Robust Discontinuous Galerkin Methods Maintaining Physical Constraints for General Relativistic Hydrodynamics

TL;DR

This paper develops high-order discontinuous Galerkin schemes for general relativistic hydrodynamics that preserve physical constraints, eliminate spurious oscillations, and are robust in extreme conditions, advancing accurate and stable simulations.

Contribution

It introduces novel PCP-OEDG schemes with efficient oscillation elimination and robust primitive variable recovery for GRHD, ensuring physical constraints are maintained in complex scenarios.

Findings

Successfully preserves physical constraints in simulations

Handles strong shocks and high Lorentz factors effectively

Demonstrates robustness and accuracy in extreme gravitational fields

Abstract

Simulating general relativistic hydrodynamics (GRHD) presents challenges such as handling curved spacetime, achieving high-order shock-capturing accuracy, and preserving key physical constraints (positive density, pressure, and subluminal velocity) under nonlinear coupling. This paper introduces high-order, physical-constraint-preserving, oscillation-eliminating discontinuous Galerkin (PCP-OEDG) schemes with Harten-Lax-van Leer flux for GRHD. To suppress spurious oscillations near discontinuities, we incorporate a computationally efficient oscillation-eliminating (OE) procedure based on a linear damping equation, maintaining accuracy and avoiding complex characteristic decomposition. To enhance stability and robustness, we construct PCP schemes using the W-form of GRHD equations with Cholesky decomposition of the spatial metric, addressing the non-equivalence of admissible state sets in curved spacetime. We rigorously prove the PCP property of cell averages via technical estimates and the Geometric Quasi-Linearization (GQL) approach, which transforms nonlinear constraints into linear forms.

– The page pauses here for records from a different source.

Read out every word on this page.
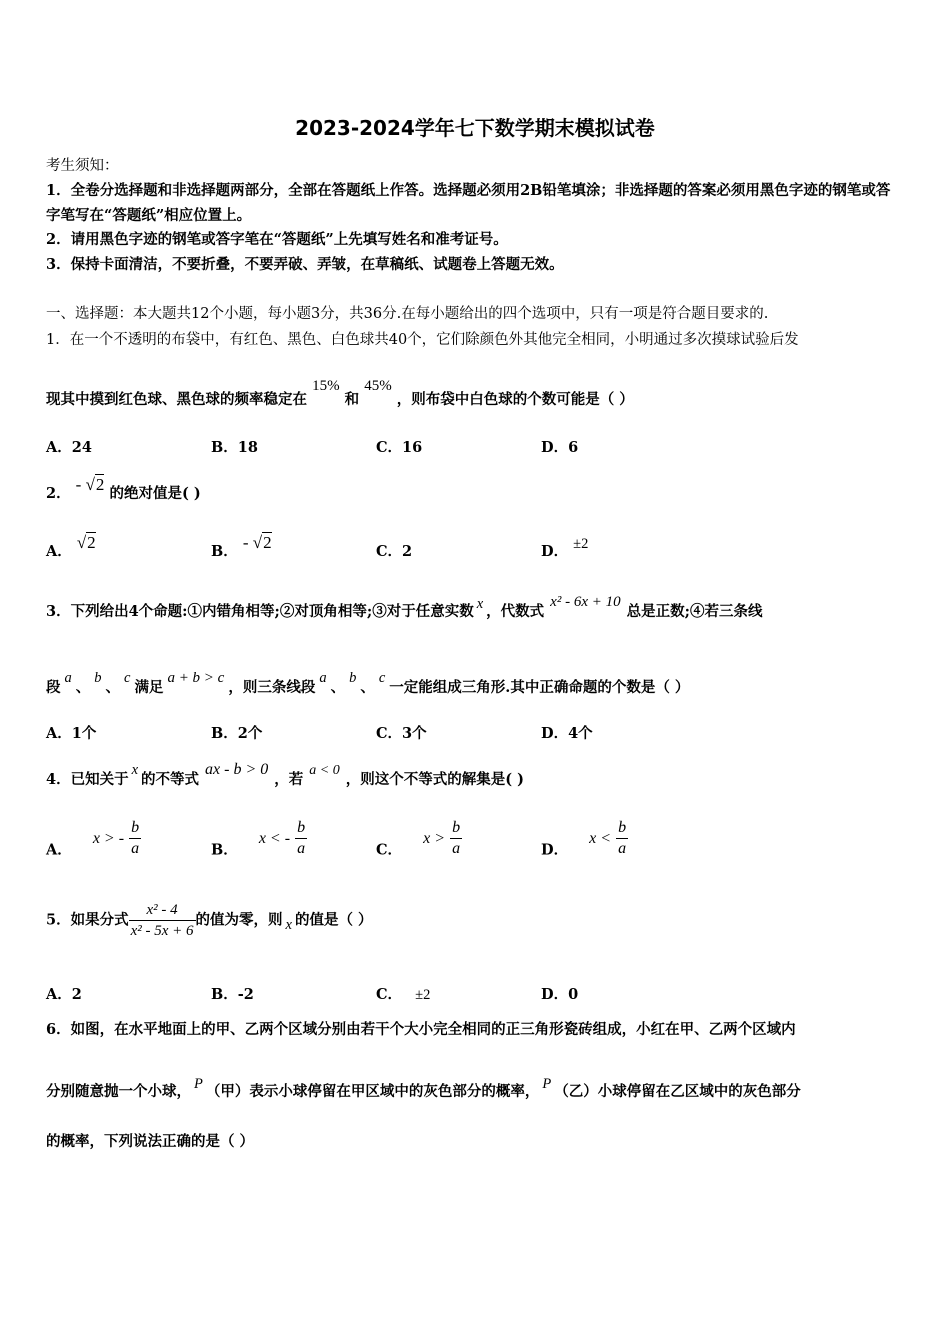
2023-2024学年七下数学期末模拟试卷
考生须知：
1．全卷分选择题和非选择题两部分，全部在答题纸上作答。选择题必须用2B铅笔填涂；非选择题的答案必须用黑色字迹的钢笔或答字笔写在“答题纸”相应位置上。
2．请用黑色字迹的钢笔或答字笔在“答题纸”上先填写姓名和准考证号。
3．保持卡面清洁，不要折叠，不要弄破、弄皱，在草稿纸、试题卷上答题无效。
一、选择题：本大题共12个小题，每小题3分，共36分.在每小题给出的四个选项中，只有一项是符合题目要求的.
1．在一个不透明的布袋中，有红色、黑色、白色球共40个，它们除颜色外其他完全相同，小明通过多次摸球试验后发
现其中摸到红色球、黑色球的频率稳定在 15% 和 45% ，则布袋中白色球的个数可能是（ ）
A．24	B．18	C．16	D．6
2． - √2 的绝对值是( )
A． √2	B． - √2	C．2	D． ±2
3．下列给出4个命题:①内错角相等;②对顶角相等;③对于任意实数 x ，代数式x² - 6x + 10总是正数;④若三条线
段a、b、c满足a + b > c，则三条线段a、b、c一定能组成三角形.其中正确命题的个数是（ ）
A．1个	B．2个	C．3个	D．4个
4．已知关于x的不等式ax - b > 0，若a < 0，则这个不等式的解集是( )
A． x > - $\frac{b}{a}$	B． x < - $\frac{b}{a}$	C． $x > \frac{b}{a}$	D． $x < \frac{b}{a}$
5．如果分式 $\frac{\text{x² - 4}}{\text{x² - 5x + 6}}$ 的值为零，则 x 的值是（ ）
A．2	B．-2	C． ±2	D．0
6．如图，在水平地面上的甲、乙两个区域分别由若干个大小完全相同的正三角形瓷砖组成，小红在甲、乙两个区域内
分别随意抛一个小球， P （甲）表示小球停留在甲区域中的灰色部分的概率， P （乙）小球停留在乙区域中的灰色部分
的概率，下列说法正确的是（ ）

Additionally, we present provably convergent PCP iterative algorithms for robust recovery of primitive variables, ensuring physical constraints are satisfied throughout. The PCP-OEDG method is validated through extensive tests, demonstrating its robustness, accuracy, and capability to handle extreme GRHD scenarios involving strong shocks, high Lorentz factors, and intense gravitational fields.